All measurements were performed under consistent image processing parameters to minimize variability. Data were analyzed and presented as normalized mean fluorescence intensity values.

3.5.5. Statistical Analysis

All experiments were conducted in triplicate to ensure the reliability of the results, and data are presented as the mean ± standard deviation (SD). Statistical analysis was performed using Microsoft Excel (Microsoft Corporation, Redmond, WA, USA). One-way ANOVA was used to analyze differences between groups followed by post hoc Bonferronic test. Statistical significance was defined as a p-value less than 0.05.

4. Conclusions

Tremella mesenterica represents an edible natural resource, and TMP demonstrates cost-effectiveness due to its high yield (26.74 ± 2.94%) achieved through enzymatic extraction, contributing to sustainability and eco-friendliness. Structurally, TMP is composed of mannose (as the main backbone), xylose, glucuronic acid, and glucose, forming a highly branched and complex polysaccharide structure that may influence its biological effects, such as skin cell moisturization. In vitro studies have shown that TMP significantly upregulates key hydration-related factors in keratinocytes, including AQP3, HAS2, FLG, and HAS3, which are involved in skin hydration mechanisms.

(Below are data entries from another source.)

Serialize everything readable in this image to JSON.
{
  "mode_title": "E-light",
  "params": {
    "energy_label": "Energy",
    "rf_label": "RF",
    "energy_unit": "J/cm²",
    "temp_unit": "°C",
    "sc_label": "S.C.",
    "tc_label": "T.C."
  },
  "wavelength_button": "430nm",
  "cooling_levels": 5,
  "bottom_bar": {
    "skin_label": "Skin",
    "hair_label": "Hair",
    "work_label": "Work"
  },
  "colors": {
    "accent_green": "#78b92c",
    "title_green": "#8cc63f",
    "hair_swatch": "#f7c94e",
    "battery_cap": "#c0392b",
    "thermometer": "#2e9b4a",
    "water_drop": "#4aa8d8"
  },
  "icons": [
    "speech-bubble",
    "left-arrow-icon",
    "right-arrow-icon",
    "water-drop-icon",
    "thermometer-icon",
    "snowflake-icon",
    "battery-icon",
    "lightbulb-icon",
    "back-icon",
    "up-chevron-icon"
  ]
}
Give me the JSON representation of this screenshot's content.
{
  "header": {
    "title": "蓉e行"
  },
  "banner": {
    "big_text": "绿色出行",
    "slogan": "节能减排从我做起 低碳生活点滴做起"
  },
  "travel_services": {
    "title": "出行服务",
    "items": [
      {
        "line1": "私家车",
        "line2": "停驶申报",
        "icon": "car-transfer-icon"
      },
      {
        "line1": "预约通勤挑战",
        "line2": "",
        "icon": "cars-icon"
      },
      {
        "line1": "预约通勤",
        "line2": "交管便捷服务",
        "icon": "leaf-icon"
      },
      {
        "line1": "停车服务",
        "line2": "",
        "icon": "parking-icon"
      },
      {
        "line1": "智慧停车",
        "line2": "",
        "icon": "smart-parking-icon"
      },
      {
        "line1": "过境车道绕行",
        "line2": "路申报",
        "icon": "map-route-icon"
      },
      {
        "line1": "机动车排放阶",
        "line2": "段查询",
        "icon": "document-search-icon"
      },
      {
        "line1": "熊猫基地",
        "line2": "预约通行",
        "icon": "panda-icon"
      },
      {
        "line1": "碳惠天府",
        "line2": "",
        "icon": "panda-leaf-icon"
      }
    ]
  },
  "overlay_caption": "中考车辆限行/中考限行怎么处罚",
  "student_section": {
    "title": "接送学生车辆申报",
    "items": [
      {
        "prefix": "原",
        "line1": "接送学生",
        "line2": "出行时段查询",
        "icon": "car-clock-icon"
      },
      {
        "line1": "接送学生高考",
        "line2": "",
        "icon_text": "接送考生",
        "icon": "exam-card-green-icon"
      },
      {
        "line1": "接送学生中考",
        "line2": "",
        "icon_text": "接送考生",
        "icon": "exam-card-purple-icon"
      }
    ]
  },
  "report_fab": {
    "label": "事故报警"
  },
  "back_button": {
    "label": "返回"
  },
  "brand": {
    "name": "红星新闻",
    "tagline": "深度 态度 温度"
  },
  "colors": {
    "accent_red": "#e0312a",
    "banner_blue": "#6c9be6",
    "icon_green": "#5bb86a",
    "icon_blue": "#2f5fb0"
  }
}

However, further studies are required to validate its efficacy and safety. While the current findings are based on in vitro experiments, additional in vivo studies are essential to confirm TMP’s effectiveness and safety under physiological conditions. Despite these limitations, TMP’s unique structural properties and demonstrated moisturizing effects in vitro suggest that it could serve as a promising natural moisturizer with potential applications across diverse industries, including cosmetics, food, biopolymers, and pharmaceuticals.